Tobacco Prices on Base Go Up Under Defense Spending Bill


On base tobacco product prices will likely increase thanks to a measure in the 2015 National Defense Authorization Act that is expected to be approved by Congress before Christmas.

Currently, tobacco on base is priced at no less than 5 percent below the lowest price off base, according to military policy. However, that policy seems to be often ignored by many bases, according to a study released earlier this year, and prices on base are often much lower.

Under new rules in the 2015 National Defense Authorization Act, which is expected to be passed by Congress before Christmas, that's about to change for all services except the Navy, which already holds the new rule. The bill specifically prohibits tobacco products be sold at a "price below the most competitive price for that product in the local community."

It is not clear what methodology is used by military exchange officials for determining price points for their stores. But following previous pricing rules have been a matter of adhering to DoD policy. The new rule is instead part of the law governing DoD operations.

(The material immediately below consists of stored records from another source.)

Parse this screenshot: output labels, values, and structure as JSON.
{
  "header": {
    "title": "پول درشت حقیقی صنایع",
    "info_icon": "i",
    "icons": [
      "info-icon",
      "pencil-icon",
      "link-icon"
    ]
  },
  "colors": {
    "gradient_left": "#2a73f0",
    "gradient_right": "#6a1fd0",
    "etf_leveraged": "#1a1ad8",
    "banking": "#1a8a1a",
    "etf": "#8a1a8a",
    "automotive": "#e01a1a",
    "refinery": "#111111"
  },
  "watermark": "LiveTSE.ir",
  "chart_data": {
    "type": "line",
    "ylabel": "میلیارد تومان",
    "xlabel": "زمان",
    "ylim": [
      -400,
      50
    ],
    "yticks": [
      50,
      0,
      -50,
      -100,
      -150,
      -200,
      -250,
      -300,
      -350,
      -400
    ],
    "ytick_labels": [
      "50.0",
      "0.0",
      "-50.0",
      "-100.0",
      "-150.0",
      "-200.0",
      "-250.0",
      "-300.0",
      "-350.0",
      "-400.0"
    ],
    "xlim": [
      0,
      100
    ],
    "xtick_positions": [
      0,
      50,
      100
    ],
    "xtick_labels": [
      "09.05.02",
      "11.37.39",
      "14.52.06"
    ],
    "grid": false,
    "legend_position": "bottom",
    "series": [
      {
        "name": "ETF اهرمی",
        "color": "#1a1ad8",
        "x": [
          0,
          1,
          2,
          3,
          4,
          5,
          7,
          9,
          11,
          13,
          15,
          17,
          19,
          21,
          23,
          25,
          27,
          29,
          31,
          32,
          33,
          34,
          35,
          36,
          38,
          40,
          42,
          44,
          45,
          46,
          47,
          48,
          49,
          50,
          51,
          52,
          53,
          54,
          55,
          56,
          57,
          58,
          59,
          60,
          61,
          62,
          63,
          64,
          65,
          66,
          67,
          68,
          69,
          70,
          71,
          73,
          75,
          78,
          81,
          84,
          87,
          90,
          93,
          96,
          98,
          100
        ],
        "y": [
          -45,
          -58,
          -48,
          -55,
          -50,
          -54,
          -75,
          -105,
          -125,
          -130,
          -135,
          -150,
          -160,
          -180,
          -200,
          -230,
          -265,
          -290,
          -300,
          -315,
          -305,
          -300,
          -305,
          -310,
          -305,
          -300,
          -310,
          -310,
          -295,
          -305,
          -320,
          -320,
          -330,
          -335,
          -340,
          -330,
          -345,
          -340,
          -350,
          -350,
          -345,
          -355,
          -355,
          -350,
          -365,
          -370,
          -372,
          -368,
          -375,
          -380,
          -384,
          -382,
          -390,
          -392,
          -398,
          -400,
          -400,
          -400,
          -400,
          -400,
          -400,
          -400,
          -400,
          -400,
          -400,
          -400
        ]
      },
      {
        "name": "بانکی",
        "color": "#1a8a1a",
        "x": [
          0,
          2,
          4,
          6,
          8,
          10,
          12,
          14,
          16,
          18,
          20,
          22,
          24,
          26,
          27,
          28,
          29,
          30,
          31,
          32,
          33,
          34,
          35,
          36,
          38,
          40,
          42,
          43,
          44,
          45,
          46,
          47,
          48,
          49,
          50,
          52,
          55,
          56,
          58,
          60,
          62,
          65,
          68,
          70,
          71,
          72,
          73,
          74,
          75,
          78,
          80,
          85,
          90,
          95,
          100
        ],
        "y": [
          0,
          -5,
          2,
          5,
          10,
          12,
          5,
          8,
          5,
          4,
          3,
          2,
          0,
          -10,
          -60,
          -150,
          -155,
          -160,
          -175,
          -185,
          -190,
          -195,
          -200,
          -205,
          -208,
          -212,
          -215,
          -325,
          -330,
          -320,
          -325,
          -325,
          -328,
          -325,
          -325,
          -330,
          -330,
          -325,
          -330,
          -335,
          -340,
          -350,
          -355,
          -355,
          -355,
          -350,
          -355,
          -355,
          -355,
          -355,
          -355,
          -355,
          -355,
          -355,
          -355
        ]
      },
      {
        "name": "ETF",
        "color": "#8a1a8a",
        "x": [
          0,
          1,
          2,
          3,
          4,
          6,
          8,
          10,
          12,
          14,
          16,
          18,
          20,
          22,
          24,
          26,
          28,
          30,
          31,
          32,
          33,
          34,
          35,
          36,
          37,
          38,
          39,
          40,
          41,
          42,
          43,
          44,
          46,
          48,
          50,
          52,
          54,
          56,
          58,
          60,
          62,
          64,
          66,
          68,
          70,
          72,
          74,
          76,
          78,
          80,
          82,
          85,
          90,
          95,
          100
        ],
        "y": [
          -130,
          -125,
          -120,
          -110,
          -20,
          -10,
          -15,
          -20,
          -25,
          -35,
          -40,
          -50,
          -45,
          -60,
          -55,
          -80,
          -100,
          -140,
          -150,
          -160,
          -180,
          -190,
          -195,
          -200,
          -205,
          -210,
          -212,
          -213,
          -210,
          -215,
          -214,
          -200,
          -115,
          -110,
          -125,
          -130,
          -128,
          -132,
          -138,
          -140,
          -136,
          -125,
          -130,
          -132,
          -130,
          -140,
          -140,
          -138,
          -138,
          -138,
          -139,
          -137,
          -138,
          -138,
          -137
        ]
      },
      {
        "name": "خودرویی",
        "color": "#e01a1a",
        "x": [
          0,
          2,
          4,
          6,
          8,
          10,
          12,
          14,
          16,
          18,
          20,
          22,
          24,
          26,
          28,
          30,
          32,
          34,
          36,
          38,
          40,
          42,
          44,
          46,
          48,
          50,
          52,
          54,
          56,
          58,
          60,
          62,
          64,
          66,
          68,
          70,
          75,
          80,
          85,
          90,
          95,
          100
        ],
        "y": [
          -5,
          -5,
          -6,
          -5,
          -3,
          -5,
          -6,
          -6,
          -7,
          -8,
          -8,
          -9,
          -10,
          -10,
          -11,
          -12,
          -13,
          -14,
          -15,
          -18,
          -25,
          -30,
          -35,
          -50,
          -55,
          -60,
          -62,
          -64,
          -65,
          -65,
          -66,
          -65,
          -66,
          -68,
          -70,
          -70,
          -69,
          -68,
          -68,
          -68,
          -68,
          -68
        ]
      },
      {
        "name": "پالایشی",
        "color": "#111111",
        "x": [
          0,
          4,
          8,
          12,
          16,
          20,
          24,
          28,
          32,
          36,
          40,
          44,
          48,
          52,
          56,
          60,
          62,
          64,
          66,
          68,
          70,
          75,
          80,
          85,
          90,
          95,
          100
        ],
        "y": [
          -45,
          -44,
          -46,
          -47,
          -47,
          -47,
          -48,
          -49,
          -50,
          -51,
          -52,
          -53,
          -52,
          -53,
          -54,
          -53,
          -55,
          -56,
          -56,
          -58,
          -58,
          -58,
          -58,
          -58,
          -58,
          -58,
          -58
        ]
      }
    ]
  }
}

A study released in April by the Institute for Biobehavioral Health Research of Leawood, Kansas compared 2013 prices at local Walmarts for Marlboro Red to those on base. That study found stores on Air Force bases set prices an average of 14 percent below Walmart while Army bases set prices an average of 17 percent below Walmart.

In 2012, military store tobacco sales brought $125.7 million in profits.

The bill isn't all bad news for tobacco users. A provision added by House lawmakers blocks the Defense Department from any new tobacco sale bans on military installations or ships. Pre-existing policies, such as a Navy rule banning cigarettes on submarines, are safe under the provision.

Military leaders and some lawmakers toyed early this year with a ban of tobacco sales on bases and ships after military health officials again highlighted the health impacts those products have on service members.

In March, Jonathan Woodson, the assistant secretary of Defense for Health Affairs, sent a memo to the services warning that tobacco use "undercuts military readiness and harms individual performance."

Woodson wrote that the "prominence of tobacco products in (military) retail outlets, and permission for smoking breaks while on duty, sustain the perception that we are not serious about reducing the use of tobacco."

The bill blocks any such ban. Military officials "may not take any action to implement any new policy that would ban the sale of any ... tobacco product," the bill states.